Ya Hifa, demiş Süheyb. Biliyorum, sen benim için bulunmaz bir nimetsin. Ben ise senin için sadece bir yüküm. Bunun için benim şükretmem, senin de sabretmen lazım. İster misin şu geceyi ibadetle geçirelim. Ziraa Efendimiz(sav) "Cennette yüksek bir çardak vardır. Orada yalnız şükredenlerle sabredenler otururlar." buyurmuştur.
Öyle de yapmışlar, seccadelerini gözyaşları ile ıslatarak, kalplerini zikir ile aydınlatmışlar.

Efendimiz(sav):
- Ey Süheyb, demiş. Gece ki halini sen mi anlatırsın, yoksa ben mi anlatayım?
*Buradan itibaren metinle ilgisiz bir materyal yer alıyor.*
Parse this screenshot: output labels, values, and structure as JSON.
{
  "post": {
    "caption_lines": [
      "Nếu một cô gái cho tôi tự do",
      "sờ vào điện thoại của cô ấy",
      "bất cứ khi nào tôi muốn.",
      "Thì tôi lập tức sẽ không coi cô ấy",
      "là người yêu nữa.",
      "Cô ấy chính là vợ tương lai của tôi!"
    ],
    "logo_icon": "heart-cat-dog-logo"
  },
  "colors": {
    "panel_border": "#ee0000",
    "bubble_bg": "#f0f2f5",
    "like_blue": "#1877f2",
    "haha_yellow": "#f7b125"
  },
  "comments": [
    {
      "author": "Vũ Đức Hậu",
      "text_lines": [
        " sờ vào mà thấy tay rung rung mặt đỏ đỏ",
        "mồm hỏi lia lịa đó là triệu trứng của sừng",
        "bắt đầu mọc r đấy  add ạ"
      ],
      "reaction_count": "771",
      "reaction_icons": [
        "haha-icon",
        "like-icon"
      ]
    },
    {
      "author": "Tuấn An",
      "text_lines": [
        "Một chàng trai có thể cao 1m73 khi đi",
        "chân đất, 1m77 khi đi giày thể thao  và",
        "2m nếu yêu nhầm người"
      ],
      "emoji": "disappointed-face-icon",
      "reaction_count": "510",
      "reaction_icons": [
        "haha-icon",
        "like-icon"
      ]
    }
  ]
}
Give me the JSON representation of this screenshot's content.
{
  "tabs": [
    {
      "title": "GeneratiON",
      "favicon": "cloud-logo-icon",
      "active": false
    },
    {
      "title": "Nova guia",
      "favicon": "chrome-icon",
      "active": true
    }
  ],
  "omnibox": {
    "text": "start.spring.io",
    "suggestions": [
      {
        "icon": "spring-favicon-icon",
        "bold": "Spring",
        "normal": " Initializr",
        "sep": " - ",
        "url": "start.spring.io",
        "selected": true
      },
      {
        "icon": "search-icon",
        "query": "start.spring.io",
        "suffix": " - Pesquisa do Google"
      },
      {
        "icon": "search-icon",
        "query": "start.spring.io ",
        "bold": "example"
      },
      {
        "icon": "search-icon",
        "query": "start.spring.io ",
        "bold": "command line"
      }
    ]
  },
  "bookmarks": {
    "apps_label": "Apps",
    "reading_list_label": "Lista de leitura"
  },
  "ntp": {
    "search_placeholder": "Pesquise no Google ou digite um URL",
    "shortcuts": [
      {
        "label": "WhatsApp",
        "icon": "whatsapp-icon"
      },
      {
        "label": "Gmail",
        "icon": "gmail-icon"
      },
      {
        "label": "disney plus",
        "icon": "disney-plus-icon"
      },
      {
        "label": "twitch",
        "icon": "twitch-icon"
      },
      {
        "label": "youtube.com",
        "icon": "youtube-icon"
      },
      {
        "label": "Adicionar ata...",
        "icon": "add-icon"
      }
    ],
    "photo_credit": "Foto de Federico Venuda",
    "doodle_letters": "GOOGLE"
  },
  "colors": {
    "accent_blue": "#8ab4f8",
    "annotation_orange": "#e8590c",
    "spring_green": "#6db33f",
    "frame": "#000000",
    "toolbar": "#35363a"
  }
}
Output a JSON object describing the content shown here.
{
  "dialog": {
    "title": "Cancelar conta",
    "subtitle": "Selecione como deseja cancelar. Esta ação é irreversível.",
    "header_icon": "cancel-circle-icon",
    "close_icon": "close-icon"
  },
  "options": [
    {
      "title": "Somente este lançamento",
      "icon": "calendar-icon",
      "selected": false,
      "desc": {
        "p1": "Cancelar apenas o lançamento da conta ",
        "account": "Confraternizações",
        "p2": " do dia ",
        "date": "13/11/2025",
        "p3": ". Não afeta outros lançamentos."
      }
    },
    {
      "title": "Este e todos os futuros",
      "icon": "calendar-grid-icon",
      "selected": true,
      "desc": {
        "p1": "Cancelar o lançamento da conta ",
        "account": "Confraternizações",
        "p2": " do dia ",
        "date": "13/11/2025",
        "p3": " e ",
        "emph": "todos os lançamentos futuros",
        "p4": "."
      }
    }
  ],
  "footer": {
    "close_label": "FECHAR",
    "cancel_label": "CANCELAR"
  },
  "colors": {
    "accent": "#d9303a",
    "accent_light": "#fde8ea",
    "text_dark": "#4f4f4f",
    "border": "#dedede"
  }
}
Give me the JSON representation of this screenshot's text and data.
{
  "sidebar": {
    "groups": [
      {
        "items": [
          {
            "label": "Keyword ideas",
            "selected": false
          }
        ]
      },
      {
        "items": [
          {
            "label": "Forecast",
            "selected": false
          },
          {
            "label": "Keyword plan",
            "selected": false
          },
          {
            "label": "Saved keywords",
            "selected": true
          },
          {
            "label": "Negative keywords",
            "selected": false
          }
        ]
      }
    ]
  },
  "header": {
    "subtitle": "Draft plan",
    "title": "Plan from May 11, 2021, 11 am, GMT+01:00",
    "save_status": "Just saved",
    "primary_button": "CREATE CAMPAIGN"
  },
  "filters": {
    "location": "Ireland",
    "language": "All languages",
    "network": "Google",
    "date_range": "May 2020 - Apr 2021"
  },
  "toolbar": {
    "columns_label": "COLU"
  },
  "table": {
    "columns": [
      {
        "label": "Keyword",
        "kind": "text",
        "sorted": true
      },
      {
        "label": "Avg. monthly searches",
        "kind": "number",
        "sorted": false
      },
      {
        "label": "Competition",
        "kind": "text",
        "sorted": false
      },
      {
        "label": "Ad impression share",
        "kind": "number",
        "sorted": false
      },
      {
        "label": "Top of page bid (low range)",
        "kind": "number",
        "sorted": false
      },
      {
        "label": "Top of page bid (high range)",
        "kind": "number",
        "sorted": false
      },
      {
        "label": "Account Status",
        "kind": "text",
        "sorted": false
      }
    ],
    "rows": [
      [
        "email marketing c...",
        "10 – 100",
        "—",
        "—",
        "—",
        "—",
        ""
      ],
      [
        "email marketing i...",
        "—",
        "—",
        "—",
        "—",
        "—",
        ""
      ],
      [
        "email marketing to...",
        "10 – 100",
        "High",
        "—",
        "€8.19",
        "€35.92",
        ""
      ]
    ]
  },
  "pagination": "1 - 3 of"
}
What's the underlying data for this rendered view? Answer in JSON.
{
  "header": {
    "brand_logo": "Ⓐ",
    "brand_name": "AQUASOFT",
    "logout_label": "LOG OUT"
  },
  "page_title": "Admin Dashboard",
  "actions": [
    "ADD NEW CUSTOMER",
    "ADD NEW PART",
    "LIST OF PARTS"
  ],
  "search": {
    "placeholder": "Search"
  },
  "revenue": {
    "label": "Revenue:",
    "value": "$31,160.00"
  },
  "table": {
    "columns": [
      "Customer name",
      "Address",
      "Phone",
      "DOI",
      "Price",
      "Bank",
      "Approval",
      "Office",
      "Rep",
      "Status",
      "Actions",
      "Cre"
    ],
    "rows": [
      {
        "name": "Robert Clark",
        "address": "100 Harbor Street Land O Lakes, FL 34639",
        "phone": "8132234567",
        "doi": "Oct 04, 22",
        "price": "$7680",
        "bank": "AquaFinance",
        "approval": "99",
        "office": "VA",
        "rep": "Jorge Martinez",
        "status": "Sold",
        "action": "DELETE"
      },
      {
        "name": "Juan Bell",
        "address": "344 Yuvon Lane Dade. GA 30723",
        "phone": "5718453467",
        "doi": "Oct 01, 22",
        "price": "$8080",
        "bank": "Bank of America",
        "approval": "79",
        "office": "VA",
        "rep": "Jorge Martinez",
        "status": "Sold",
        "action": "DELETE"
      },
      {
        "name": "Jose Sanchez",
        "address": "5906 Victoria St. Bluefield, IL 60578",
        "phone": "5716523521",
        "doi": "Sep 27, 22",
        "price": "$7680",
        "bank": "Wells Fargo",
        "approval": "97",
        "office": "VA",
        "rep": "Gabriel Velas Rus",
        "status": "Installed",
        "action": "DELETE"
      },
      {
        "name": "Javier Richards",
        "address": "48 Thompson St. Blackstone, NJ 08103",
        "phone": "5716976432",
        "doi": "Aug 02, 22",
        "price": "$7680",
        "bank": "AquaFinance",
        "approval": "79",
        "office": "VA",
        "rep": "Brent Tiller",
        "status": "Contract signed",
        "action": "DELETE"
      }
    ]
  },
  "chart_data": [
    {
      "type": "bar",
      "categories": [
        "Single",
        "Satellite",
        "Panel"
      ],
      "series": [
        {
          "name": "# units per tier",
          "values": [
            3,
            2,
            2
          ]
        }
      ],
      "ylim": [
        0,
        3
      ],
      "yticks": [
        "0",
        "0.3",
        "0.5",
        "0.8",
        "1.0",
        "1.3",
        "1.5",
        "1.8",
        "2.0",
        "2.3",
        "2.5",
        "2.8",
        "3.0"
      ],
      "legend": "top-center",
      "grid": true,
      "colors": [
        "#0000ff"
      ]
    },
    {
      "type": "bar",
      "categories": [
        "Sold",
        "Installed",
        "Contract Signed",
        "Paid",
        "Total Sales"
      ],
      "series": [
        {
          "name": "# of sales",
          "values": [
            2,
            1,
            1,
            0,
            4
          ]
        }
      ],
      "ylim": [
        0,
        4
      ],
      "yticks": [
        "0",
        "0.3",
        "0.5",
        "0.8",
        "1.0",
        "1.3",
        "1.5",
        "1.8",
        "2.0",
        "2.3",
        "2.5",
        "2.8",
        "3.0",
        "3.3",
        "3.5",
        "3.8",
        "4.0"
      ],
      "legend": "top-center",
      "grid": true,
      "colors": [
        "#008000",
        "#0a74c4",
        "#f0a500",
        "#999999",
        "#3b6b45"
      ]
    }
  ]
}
- Allah'ın resulü(sav) en iyisini bilir, cevabını vermiş.
Efendimiz(sav) ise:
- Ne mutlu size, demiş. ikiniz de cennetliksiniz.
Süheyb derhal secdeye kapanarak:
- Yarabbi diye yalvarmış... Sen ki beni affettin, o zaman günahlara bulaşmadan canımı al.

Ruhundaki iman öylesine coşmuş ki, Yüce Mevla bu dileğini kabul ederek, daha secdedeyken ruhunu teslim almış.

Mescidde bulunan sahabiler büyük bir şaşkınlık içinde gözyaşı dökmüşler.
Efendimiz(sav):
- Size daha şaşılacak bir şey söyleyeyim mi, demiş. Şu anda Hifa Hatun da ruhunu Hakka teslim etti.

Bu iki Allah aşığının mezarlarının yan yana yapmışlar. Birinin mezar taşına; "Şükredenlerden Süheyb", öbürüne de "Sabredenlerden Hifa" yazmışlar.